De um lado, supermercados farmácias e outros serviços essenciais autorizados a funcionar durante todo o dia – ainda que com horário reduzido. Do outro, fronteiras da cidade fechadas e caminhões carregados de mercadorias impedidos de entrar. Os cenários opostos são a realidade de uma mesma cidade. Em Muritiba, na região do Recôncavo, uma barreira instalada pela prefeitura desde o último domingo tem impedido a entrada de não moradores, inclusive de pessoas que levam mercadorias essenciais, como remédios e alimentos perecíveis, o que deixa preocupados comerciantes e cidadãos.

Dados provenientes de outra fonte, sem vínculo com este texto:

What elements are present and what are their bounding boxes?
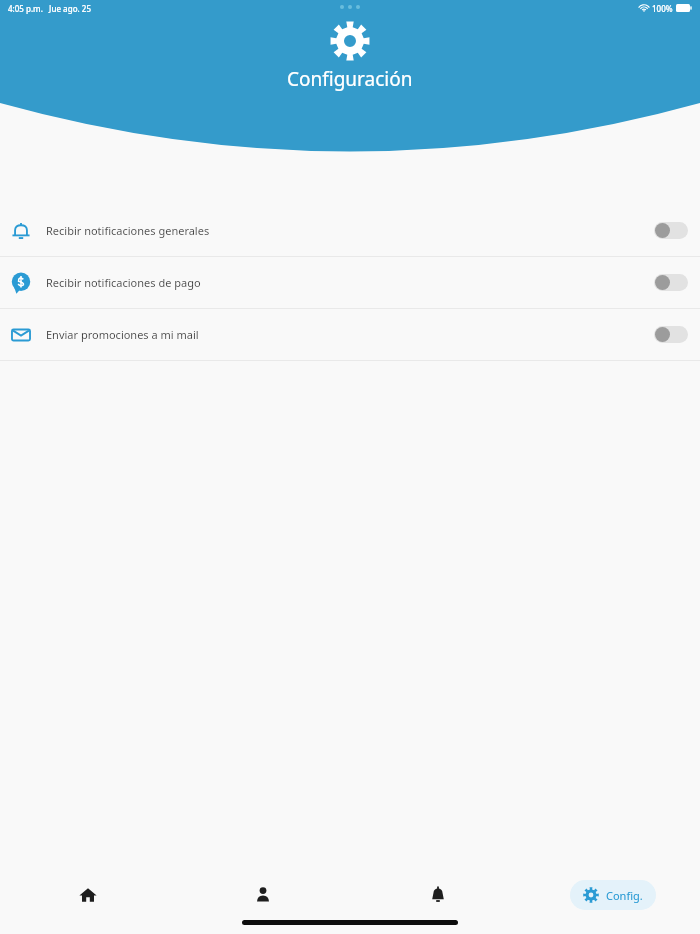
staticText: Recibir notificaciones generales — [46, 223, 210, 238]
staticText: Recibir notificaciones de pago — [46, 275, 201, 290]
button[interactable]: Config. — [570, 880, 656, 910]
button[interactable]: Notificaciones — [350, 870, 525, 920]
button[interactable]: Perfil — [175, 870, 350, 920]
button[interactable]: Activar Recibir notificaciones generales — [654, 222, 688, 239]
staticText: Configuración — [287, 66, 413, 92]
button[interactable]: Enviar promociones a mi mail — [0, 309, 700, 360]
staticText: 4:05 p.m. Jue ago. 25 — [8, 3, 91, 14]
button[interactable]: Recibir notificaciones generales — [0, 205, 700, 256]
button[interactable]: Recibir notificaciones de pago — [0, 257, 700, 308]
staticText: 100% — [652, 3, 673, 14]
staticText: Config. — [606, 888, 643, 903]
staticText: Enviar promociones a mi mail — [46, 327, 199, 342]
button[interactable]: Activar Enviar promociones a mi mail — [654, 326, 688, 343]
button[interactable]: Inicio — [0, 870, 175, 920]
button[interactable]: Activar Recibir notificaciones de pago — [654, 274, 688, 291]
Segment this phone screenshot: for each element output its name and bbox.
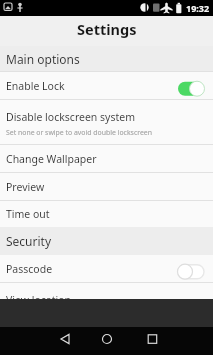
staticText: Security (6, 233, 52, 249)
button[interactable]: Enable Lock (0, 72, 213, 99)
staticText: Preview (6, 180, 45, 194)
button[interactable] (0, 327, 213, 355)
staticText: Time out (6, 207, 50, 221)
staticText: Passcode (6, 262, 53, 276)
button[interactable]: View location (0, 283, 213, 317)
button[interactable]: Passcode (0, 255, 213, 282)
button[interactable]: Disable lockscreen system (0, 100, 213, 144)
staticText: 19:32 (186, 2, 210, 14)
staticText: Set none or swipe to avoid double locksc… (6, 128, 152, 137)
staticText: Change Wallpaper (6, 152, 97, 166)
button[interactable]: Time out (0, 201, 213, 227)
staticText: View location (6, 293, 72, 307)
button[interactable]: Preview (0, 173, 213, 200)
staticText: Enable Lock (6, 79, 65, 93)
button[interactable]: Change Wallpaper (0, 145, 213, 172)
staticText: Settings (77, 19, 137, 39)
staticText: Main options (6, 51, 80, 67)
staticText: Disable lockscreen system (6, 110, 136, 124)
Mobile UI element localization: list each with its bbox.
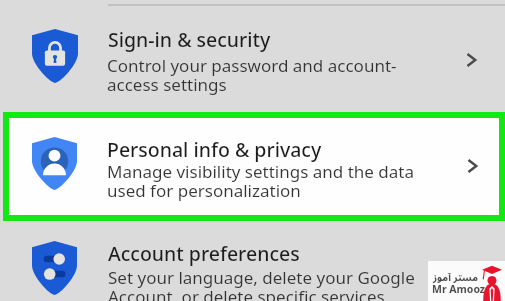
staticText: مستر آموز (433, 267, 479, 288)
staticText: Account preferences (108, 240, 300, 267)
staticText: Personal info & privacy (107, 136, 322, 163)
other: Open (459, 48, 483, 72)
button[interactable]: Personal info & privacy (3, 112, 505, 221)
staticText: Set your language, delete your Google Ac… (108, 266, 415, 301)
button[interactable]: Sign-in & security (0, 6, 505, 111)
staticText: Mr Amooz (432, 282, 486, 296)
other: Open (460, 154, 484, 178)
button[interactable]: Account preferences (0, 222, 505, 301)
staticText: Control your password and account- acces… (107, 54, 397, 96)
staticText: Sign-in & security (108, 26, 271, 53)
staticText: Manage visibility settings and the data … (107, 160, 415, 202)
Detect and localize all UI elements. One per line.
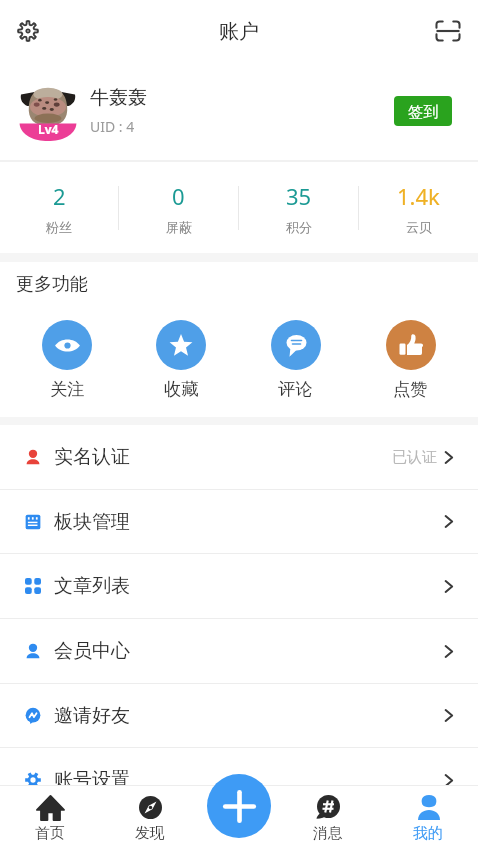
button[interactable]: 首页 (0, 785, 100, 850)
staticText: UID : 4 (90, 117, 135, 136)
staticText: 邀请好友 (54, 704, 130, 728)
staticText: 屏蔽 (166, 219, 192, 235)
button[interactable]: 35 (239, 181, 358, 235)
staticText: 积分 (286, 219, 312, 235)
staticText: 评论 (278, 378, 313, 400)
button[interactable]: 实名认证 (0, 425, 478, 489)
staticText: 我的 (413, 824, 443, 843)
staticText: 收藏 (164, 378, 199, 400)
button[interactable]: 点赞 (353, 320, 468, 400)
button[interactable]: 0 (119, 181, 238, 235)
button[interactable]: Add post (207, 774, 271, 838)
staticText: 首页 (35, 824, 65, 843)
staticText: 关注 (50, 378, 85, 400)
staticText: 1.4k (397, 181, 440, 211)
button[interactable]: 会员中心 (0, 619, 478, 683)
button[interactable]: 我的 (378, 785, 478, 850)
staticText: 云贝 (406, 219, 432, 235)
button[interactable]: 文章列表 (0, 554, 478, 618)
staticText: 已认证 (392, 448, 437, 467)
button[interactable]: 2 (0, 181, 118, 235)
button[interactable]: 签到 (394, 96, 452, 126)
staticText: 0 (172, 181, 185, 211)
button[interactable]: 1.4k (359, 181, 478, 235)
button[interactable]: 关注 (10, 320, 124, 400)
staticText: 更多功能 (16, 273, 88, 296)
button[interactable]: 邀请好友 (0, 684, 478, 747)
button[interactable]: 账号设置 (0, 748, 478, 812)
button[interactable]: 板块管理 (0, 490, 478, 553)
staticText: 账户 (219, 19, 259, 44)
staticText: 点赞 (393, 378, 428, 400)
staticText: 2 (53, 181, 66, 211)
button[interactable]: 发现 (100, 785, 200, 850)
button[interactable]: 收藏 (124, 320, 238, 400)
staticText: 账号设置 (54, 768, 130, 792)
staticText: 签到 (408, 102, 439, 121)
staticText: 粉丝 (46, 219, 72, 235)
staticText: 发现 (135, 824, 165, 843)
button[interactable]: 评论 (238, 320, 353, 400)
staticText: 35 (286, 181, 312, 211)
button[interactable]: Lv4 (0, 62, 478, 160)
button[interactable]: Settings (8, 11, 48, 51)
staticText: Lv4 (38, 121, 59, 137)
staticText: 会员中心 (54, 639, 130, 663)
staticText: 板块管理 (54, 510, 130, 534)
staticText: 牛轰轰 (90, 86, 147, 110)
button[interactable]: 消息 (278, 785, 378, 850)
staticText: 消息 (313, 824, 343, 843)
staticText: 实名认证 (54, 445, 130, 469)
staticText: 文章列表 (54, 574, 130, 598)
button[interactable]: Scan QR code (428, 11, 468, 51)
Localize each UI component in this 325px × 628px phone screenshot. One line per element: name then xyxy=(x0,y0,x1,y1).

“Foi decretada a barreira, mas a cidade não foi fechada. Assim, as mercadorias não podem entrar. Não adianta deixar a cidade aberta e não ter o que vender. Tem mercadoria que você não pode fazer estoque, tem que abastecer toda semana, verdura, carne… Está sendo muito complicado trabalhar, para a gente atender o cliente”, conta o comerciário Antônio Sérgio Santos, gerente de um mercado do município.

A barreira instalada nos limites de Muritiba permite apenas o acesso de moradores e abre exceção para profissionais da área de saúde, veículos oficiais e ambulâncias, e funcionários públicos no exercício da função, além de pessoas que precisem de atendimento médico.

A prefeitura do município informou que esta é a primeira vez desde o início da pandemia do novo coronavírus que a cidade passa por medidas mais duras. Isto porque, os municípios vizinhos, Cachoeira e São Félix, tiveram aumento expressivo no número de casos e foi necessário decretar medidas mais severas de isolamento. “Muritiba tem sido exemplo e modelo no combate ao coronavírus. Somos a cidade do Recôncavo com o menor número de casos ativos, um para cada mil habitantes. Cidades muito próximas estão com a situação mais delicada, ficamos com receio de que isso gerasse um fluxo muito grande de pessoas vindo para cá”, declarou a prefeitura através de sua assessoria.